There is a part in Crawford’s essay about diagnosing a discontinued motorcycle model needing repairs. They state that it will probably be impossible to fix outdated machines in isolation without knowledge workers having access to a collective historical memory and a country wide network of reciprocal favors and lores.

It would feel desolate to be working in the MRB without the interconnected art rivers and value systems Cesar, Sam, Kiki, and I are presently irrigating in the region. Thinking about knowledges and functions of the Midwest in American Art, claiming that present collective work and exporting that knowledge to the edges of the country and globally is seminal for power and potential. And to make it clear, there is no intention in repairing outdated racist and colonial art structures in this basin. The proclivity is to engineer culture, technologies, and systems for present and future knowledge workers soulcrafting in the American interior.
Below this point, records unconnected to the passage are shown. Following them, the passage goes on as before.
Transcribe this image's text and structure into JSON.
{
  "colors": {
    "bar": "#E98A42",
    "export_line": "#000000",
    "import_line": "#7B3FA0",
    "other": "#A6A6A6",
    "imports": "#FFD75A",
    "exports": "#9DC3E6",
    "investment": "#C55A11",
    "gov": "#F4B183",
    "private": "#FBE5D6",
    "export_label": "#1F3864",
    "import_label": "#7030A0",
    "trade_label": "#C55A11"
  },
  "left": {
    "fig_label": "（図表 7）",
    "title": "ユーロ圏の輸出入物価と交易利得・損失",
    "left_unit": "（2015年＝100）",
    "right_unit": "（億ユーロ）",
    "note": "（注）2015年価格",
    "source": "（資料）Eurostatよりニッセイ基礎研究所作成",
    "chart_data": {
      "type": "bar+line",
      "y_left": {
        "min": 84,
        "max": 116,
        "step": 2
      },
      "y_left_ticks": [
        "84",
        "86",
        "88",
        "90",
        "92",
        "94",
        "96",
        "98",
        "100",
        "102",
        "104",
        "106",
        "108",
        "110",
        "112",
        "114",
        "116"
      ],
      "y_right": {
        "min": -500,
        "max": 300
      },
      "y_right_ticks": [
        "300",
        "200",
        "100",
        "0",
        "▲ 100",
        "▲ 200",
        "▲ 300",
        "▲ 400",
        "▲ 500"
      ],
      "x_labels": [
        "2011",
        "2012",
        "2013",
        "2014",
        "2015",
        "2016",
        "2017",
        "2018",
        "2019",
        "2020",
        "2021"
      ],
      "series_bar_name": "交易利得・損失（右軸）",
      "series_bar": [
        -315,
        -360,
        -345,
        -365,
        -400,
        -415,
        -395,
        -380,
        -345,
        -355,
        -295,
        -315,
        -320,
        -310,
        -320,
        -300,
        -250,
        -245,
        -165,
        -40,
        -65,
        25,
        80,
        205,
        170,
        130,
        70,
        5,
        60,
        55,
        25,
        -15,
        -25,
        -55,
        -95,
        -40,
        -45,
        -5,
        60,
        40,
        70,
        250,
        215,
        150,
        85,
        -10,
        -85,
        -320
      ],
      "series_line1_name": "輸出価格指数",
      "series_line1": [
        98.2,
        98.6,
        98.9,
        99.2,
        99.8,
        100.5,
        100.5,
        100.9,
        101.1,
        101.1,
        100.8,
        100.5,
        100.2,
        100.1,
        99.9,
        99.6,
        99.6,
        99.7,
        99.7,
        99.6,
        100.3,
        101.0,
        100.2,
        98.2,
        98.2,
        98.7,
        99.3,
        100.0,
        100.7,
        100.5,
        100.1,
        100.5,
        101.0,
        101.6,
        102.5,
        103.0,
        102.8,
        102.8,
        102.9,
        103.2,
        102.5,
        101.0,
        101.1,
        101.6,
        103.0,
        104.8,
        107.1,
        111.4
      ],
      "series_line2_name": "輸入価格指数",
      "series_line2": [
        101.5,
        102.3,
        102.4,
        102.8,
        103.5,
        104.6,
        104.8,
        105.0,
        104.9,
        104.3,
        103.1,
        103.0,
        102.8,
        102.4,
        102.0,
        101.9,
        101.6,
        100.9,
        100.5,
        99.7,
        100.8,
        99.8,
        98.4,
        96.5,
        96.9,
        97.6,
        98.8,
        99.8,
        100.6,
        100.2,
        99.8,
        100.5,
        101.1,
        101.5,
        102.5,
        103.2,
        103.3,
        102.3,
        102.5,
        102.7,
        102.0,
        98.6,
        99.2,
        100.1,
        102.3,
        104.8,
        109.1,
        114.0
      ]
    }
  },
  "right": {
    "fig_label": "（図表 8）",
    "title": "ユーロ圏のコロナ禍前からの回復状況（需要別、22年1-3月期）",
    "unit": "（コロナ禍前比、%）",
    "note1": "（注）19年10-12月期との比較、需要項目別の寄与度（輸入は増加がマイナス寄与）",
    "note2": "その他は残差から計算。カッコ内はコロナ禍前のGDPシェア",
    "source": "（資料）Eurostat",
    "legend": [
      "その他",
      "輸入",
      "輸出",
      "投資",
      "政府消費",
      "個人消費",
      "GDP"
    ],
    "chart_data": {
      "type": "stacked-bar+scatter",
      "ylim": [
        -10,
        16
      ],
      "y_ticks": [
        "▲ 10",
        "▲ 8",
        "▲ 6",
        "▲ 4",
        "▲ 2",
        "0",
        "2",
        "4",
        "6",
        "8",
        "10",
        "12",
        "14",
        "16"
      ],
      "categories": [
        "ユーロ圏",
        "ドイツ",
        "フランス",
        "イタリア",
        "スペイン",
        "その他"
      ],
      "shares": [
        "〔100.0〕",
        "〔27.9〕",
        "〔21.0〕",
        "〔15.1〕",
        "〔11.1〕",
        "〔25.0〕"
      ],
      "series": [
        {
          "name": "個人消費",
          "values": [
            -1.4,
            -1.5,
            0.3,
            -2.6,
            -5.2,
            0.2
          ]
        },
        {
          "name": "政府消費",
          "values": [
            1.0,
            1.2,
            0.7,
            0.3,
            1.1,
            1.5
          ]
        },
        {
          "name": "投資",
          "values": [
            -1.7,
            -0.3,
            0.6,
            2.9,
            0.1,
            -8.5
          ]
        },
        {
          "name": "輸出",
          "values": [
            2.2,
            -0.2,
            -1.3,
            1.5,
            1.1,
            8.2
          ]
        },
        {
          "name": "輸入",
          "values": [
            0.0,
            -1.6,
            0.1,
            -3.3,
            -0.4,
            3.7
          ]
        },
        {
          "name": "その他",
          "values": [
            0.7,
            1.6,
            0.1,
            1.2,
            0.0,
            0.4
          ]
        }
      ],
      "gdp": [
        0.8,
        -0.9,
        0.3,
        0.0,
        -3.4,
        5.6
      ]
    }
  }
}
John H. Guevara is a curator and art worker raised and based in Chicago. They were recognized as one of Chicago’s top art workers and organizers in Chicago’s Newcity Magazine’s Art Top 50 2022. They’ve done curatorial residencies at Curiouser and Curiouser (Kansas City), No Lugar Arte Contemporaneo (Quito, Ecuador), and Chicago Artist Coalition (Chicago). They founded and currently direct Chuquimarca. Chuquimarca is an art library project that programs a seasonal research group program called Tanda, and a summer art writing program, with online art publication Sixty Inches From Center, called Muña. They have been invited to program and advise with art organizations such as The Museum of Contemporary Art Chicago, Depaul Art Museum, Hyde Park Art Center, Mana Contemporary, and the School of the Art Institute of Chicago.